The Prime Minister admitted repeated delays in the bid to fly illegal migrants to Kigali had made everyone’s patience “run thin”. He voiced his frustrations as his Rwanda Bill returns to the House of Commons on Monday for a fourth round of “Parliamentary ping-pong”.
The PM also told of his anger over Labour’s repeated refusal to allow the Bill to clear the House of Lords.
In the latest sign the timeline is slipping yet again, No10 refused to commit to the first Rwanda flight taking off this spring.
Mr Sunak said yesterday: “The very simple thing here is that repeatedly everyone has tried to block us from getting this Bill through. Yet again, you saw it this week – Labour peers blocking us again.
“That’s enormously frustrating. Everyone’s patience with this has run thin – mine certainly has.
“So our intention now is to get this done on Monday. No more prevarication. No more delay.
“We are going to get this done on Monday and we will sit there and vote until it is done.” The PM added: “You’ve got a Conservative Government doing absolutely everything it can to pass the Bill so after that we can, as soon as practically possible, get flights to Rwanda and build that deterrent so that we can stop the boats.
“And you’ve got the Labour Party that is doing absolutely everything it can to delay and frustrate us in that aim.
“I think the British people can see that very clearly. But we are not deterred.”
Mr Sunak’s all-night sitting threat means every time peers try to block the Bill’s passage, it will be sent straight back to them to vote on again.
On Wednesday, the Lords rejected ministers’ pleas to allow a key part of the plan to end the Channel small boats crisis.
The Rwanda Bill compels judges to regard the east African country as safe and allows ministers to ignore emergency injunctions.
But peers say an independent monitoring group must first verify that protections in the treaty with Rwanda are in place. It would also effectively allow the Secretary of State to pull the plug on the scheme if promised safeguards were not maintained.
In a bid to protect Afghan interpreters who may arrive in the UK on small boats, peers also insist asylum seekers who worked for the UK military or Government overseas should be excluded from deportation flights. Government sources argue this could encourage migrants to claim they worked alongside British forces in conflict zones.
It is understood there are also significant concerns over the lack of paperwork being presented by some Afghans.
Some 14,423 have been granted indefinite leave to remain under the Afghan Relocations and Assistance Policy scheme.

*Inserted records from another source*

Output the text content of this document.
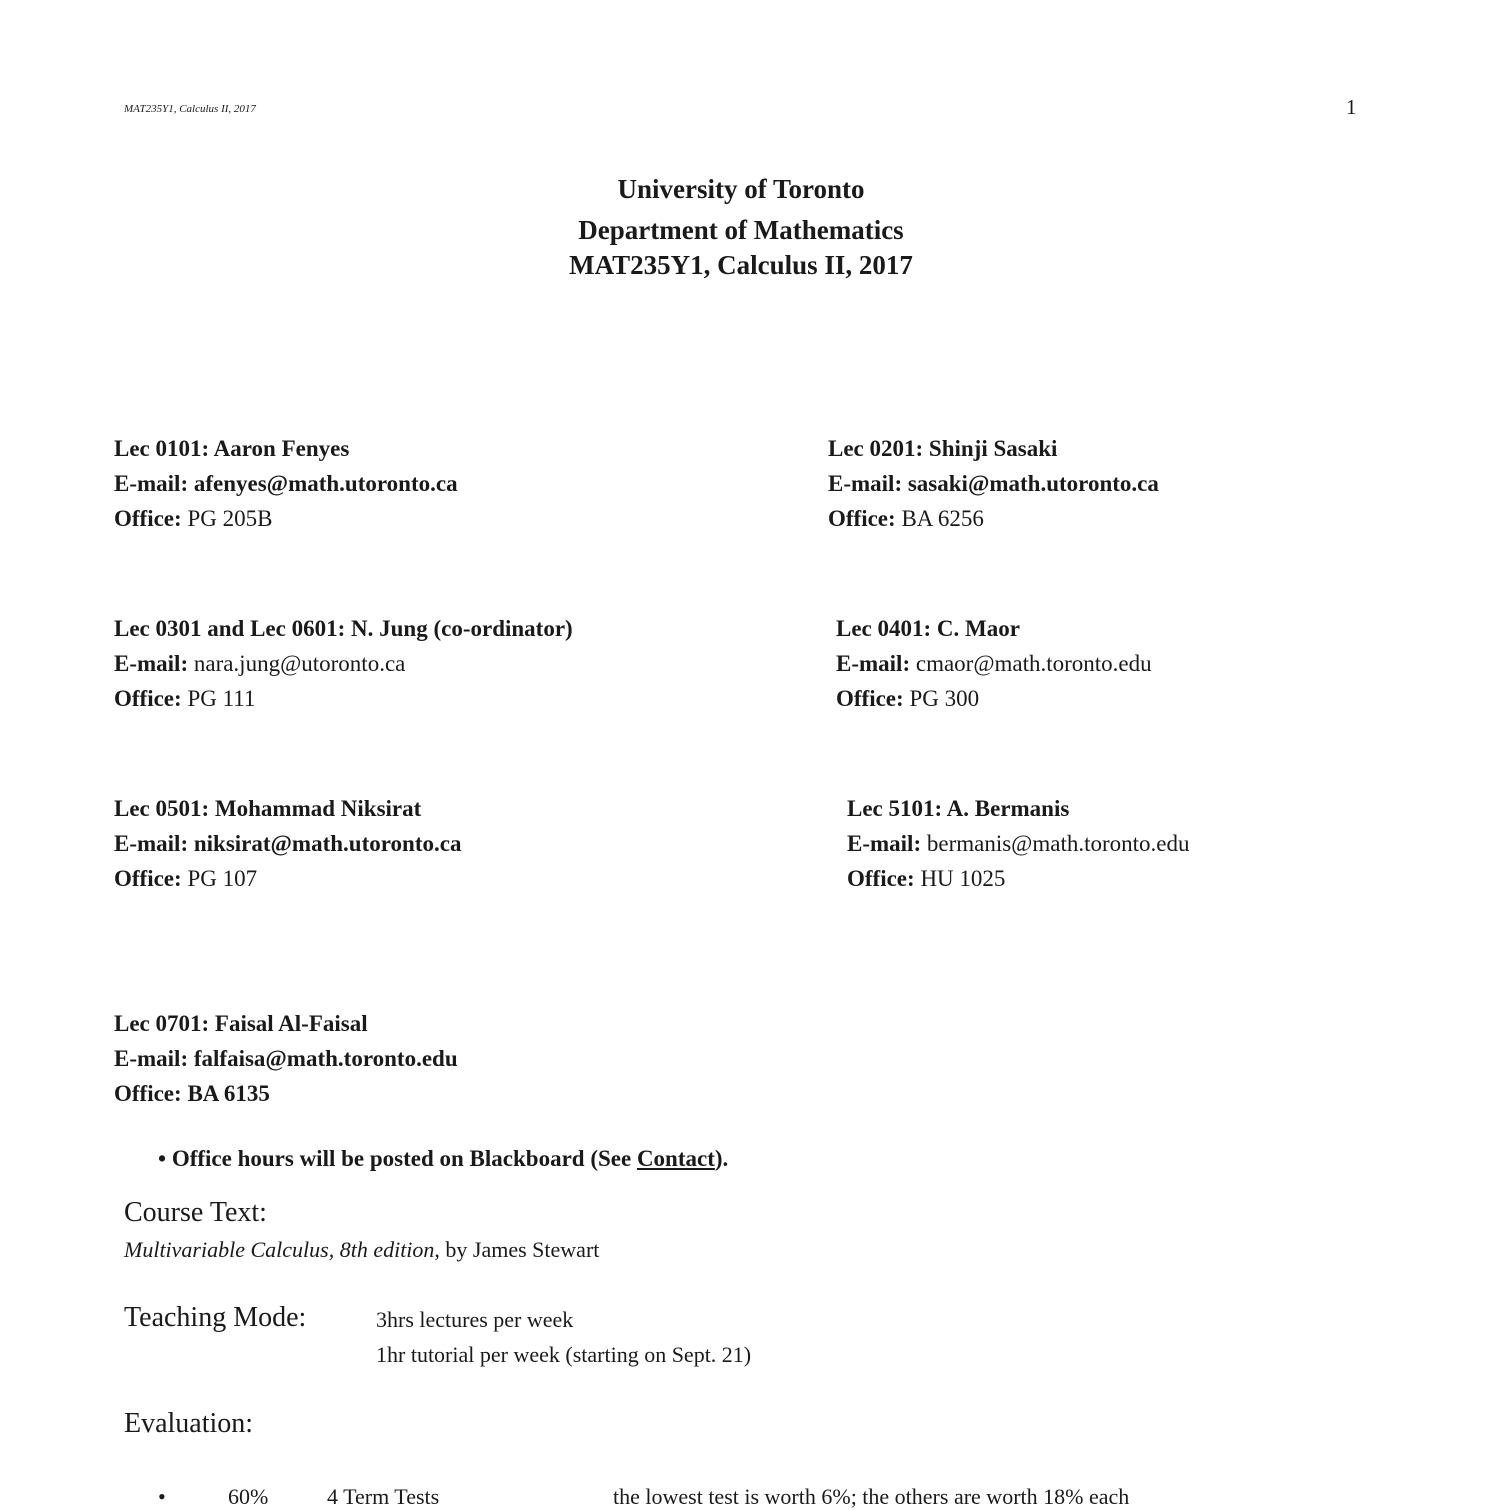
MAT235Y1, Calculus II, 2017	1
University of Toronto
Department of Mathematics
MAT235Y1, Calculus II, 2017
Lec 0101: Aaron Fenyes
E-mail: afenyes@math.utoronto.ca
Office: PG 205B
Lec 0201: Shinji Sasaki
E-mail: sasaki@math.utoronto.ca
Office: BA 6256
Lec 0301 and Lec 0601: N. Jung (co-ordinator)
E-mail: nara.jung@utoronto.ca
Office: PG 111
Lec 0401: C. Maor
E-mail: cmaor@math.toronto.edu
Office: PG 300
Lec 0501: Mohammad Niksirat
E-mail: niksirat@math.utoronto.ca
Office: PG 107
Lec 5101: A. Bermanis
E-mail: bermanis@math.toronto.edu
Office: HU 1025
Lec 0701: Faisal Al-Faisal
E-mail: falfaisa@math.toronto.edu
Office: BA 6135
• Office hours will be posted on Blackboard (See Contact).
Course Text:
Multivariable Calculus, 8th edition, by James Stewart
Teaching Mode:	3hrs lectures per week
1hr tutorial per week (starting on Sept. 21)
Evaluation:
•	60%	4 Term Tests	the lowest test is worth 6%; the others are worth 18% each
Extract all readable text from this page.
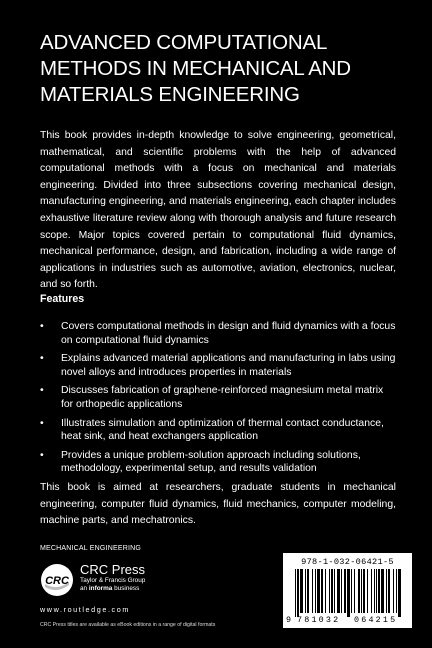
ADVANCED COMPUTATIONAL
METHODS IN MECHANICAL AND
MATERIALS ENGINEERING
This book provides in-depth knowledge to solve engineering, geometrical, mathematical, and scientific problems with the help of advanced computational methods with a focus on mechanical and materials engineering. Divided into three subsections covering mechanical design, manufacturing engineering, and materials engineering, each chapter includes exhaustive literature review along with thorough analysis and future research scope. Major topics covered pertain to computational fluid dynamics, mechanical performance, design, and fabrication, including a wide range of applications in industries such as automotive, aviation, electronics, nuclear, and so forth.
Features
• Covers computational methods in design and fluid dynamics with a focus on computational fluid dynamics
• Explains advanced material applications and manufacturing in labs using novel alloys and introduces properties in materials
• Discusses fabrication of graphene-reinforced magnesium metal matrix for orthopedic applications
• Illustrates simulation and optimization of thermal contact conductance, heat sink, and heat exchangers application
• Provides a unique problem-solution approach including solutions, methodology, experimental setup, and results validation
This book is aimed at researchers, graduate students in mechanical engineering, computer fluid dynamics, fluid mechanics, computer modeling, machine parts, and mechatronics.
MECHANICAL ENGINEERING
CRC
CRC Press
Taylor & Francis Group
an informa business
www.routledge.com
CRC Press titles are available as eBook editions in a range of digital formats
978-1-032-06421-5
9 781032 064215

The Government believes this is enough to help Afghans who served alongside British forces flee Taliban death squads. Mr Sunak’s spokesman said: “We have one of the most generous safe and legal routes for people in this category.

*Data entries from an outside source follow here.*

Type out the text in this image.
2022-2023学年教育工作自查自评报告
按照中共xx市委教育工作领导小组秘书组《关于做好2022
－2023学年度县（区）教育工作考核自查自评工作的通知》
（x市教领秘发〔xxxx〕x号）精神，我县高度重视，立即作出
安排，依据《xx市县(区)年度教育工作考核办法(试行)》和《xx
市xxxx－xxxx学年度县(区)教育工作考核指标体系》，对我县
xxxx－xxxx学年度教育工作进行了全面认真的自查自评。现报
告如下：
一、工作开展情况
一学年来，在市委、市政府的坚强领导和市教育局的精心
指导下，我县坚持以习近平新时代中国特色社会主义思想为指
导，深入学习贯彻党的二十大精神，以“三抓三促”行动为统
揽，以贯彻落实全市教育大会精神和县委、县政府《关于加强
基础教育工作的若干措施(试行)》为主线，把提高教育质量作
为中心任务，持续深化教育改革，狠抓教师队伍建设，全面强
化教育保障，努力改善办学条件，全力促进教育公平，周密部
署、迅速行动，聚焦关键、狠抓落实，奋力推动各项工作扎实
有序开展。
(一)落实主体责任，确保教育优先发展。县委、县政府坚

“The concern with the amendment is you would sponsor and encourage people to make the dangerous crossings... and the people-smuggling gangs we’re trying to stop.”
Former Immigration Minister Robert Jenrick has warned that the Government has lost its “progress” on slashing Channel crossings.

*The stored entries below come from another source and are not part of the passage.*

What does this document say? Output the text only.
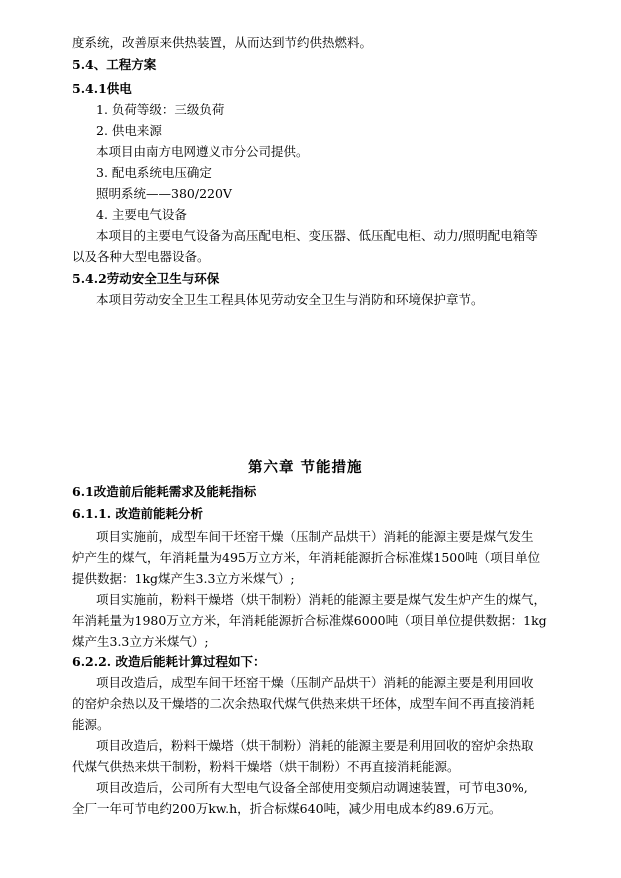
度系统，改善原来供热装置，从而达到节约供热燃料。
5.4、工程方案
5.4.1供电
1. 负荷等级：三级负荷
2. 供电来源
本项目由南方电网遵义市分公司提供。
3. 配电系统电压确定
照明系统——380/220V
4. 主要电气设备
本项目的主要电气设备为高压配电柜、变压器、低压配电柜、动力/照明配电箱等
以及各种大型电器设备。
5.4.2劳动安全卫生与环保
本项目劳动安全卫生工程具体见劳动安全卫生与消防和环境保护章节。
第六章 节能措施
6.1改造前后能耗需求及能耗指标
6.1.1. 改造前能耗分析
项目实施前，成型车间干坯窑干燥（压制产品烘干）消耗的能源主要是煤气发生
炉产生的煤气，年消耗量为495万立方米，年消耗能源折合标准煤1500吨（项目单位
提供数据：1kg煤产生3.3立方米煤气）;
项目实施前，粉料干燥塔（烘干制粉）消耗的能源主要是煤气发生炉产生的煤气，
年消耗量为1980万立方米，年消耗能源折合标准煤6000吨（项目单位提供数据：1kg
煤产生3.3立方米煤气）;
6.2.2. 改造后能耗计算过程如下：
项目改造后，成型车间干坯窑干燥（压制产品烘干）消耗的能源主要是利用回收
的窑炉余热以及干燥塔的二次余热取代煤气供热来烘干坯体，成型车间不再直接消耗
能源。
项目改造后，粉料干燥塔（烘干制粉）消耗的能源主要是利用回收的窑炉余热取
代煤气供热来烘干制粉，粉料干燥塔（烘干制粉）不再直接消耗能源。
项目改造后，公司所有大型电气设备全部使用变频启动调速装置，可节电30%,
全厂一年可节电约200万kw.h，折合标煤640吨，减少用电成本约89.6万元。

Some 6,200 migrants have reached the UK on small boats this year compared with around 5,000 this time in 2023. Mr Jenrick said: “When the Rwanda Bill finally passes, what happens next? Will 100% of small boat arrivals be detained upon arrival?
“No. Illegal small boat arrivals will continue to be sent onwards to accommodation like hotels, free to abscond.
“Without the immediate detention upon arrival and swift removals that I proposed, a strong deterrent effect won’t be established, the boats will keep coming, and the national security emergency will worsen.”
He added: “Without a functional
third-country removals policy, there’s every reason to believe the numbers will continue to increase.
“Despite being given a huge amount of money, the bureaucratic French system has struggled to spend it. And with the [Paris] Olympics this summer, it is not inconceivable that French officers and gendarmerie will be dragged off the beaches of northern France to police the Games.”
Mr Jenrick said the only way to restore total control of UK borders was to leave the European Convention on Human
Rights. He added: “When the small boats continue in the summer and autumn, Parliament will rue the opportunity it gave up.
“The web of international frameworks and treaties like the ECHR, that have been stretched beyond recognition by activist judges, must finally be confronted.
“Some cling to the comfort blanket that the ECHR can be reformed. But, as I saw from my time as Immigration Minister, this is a delusion.”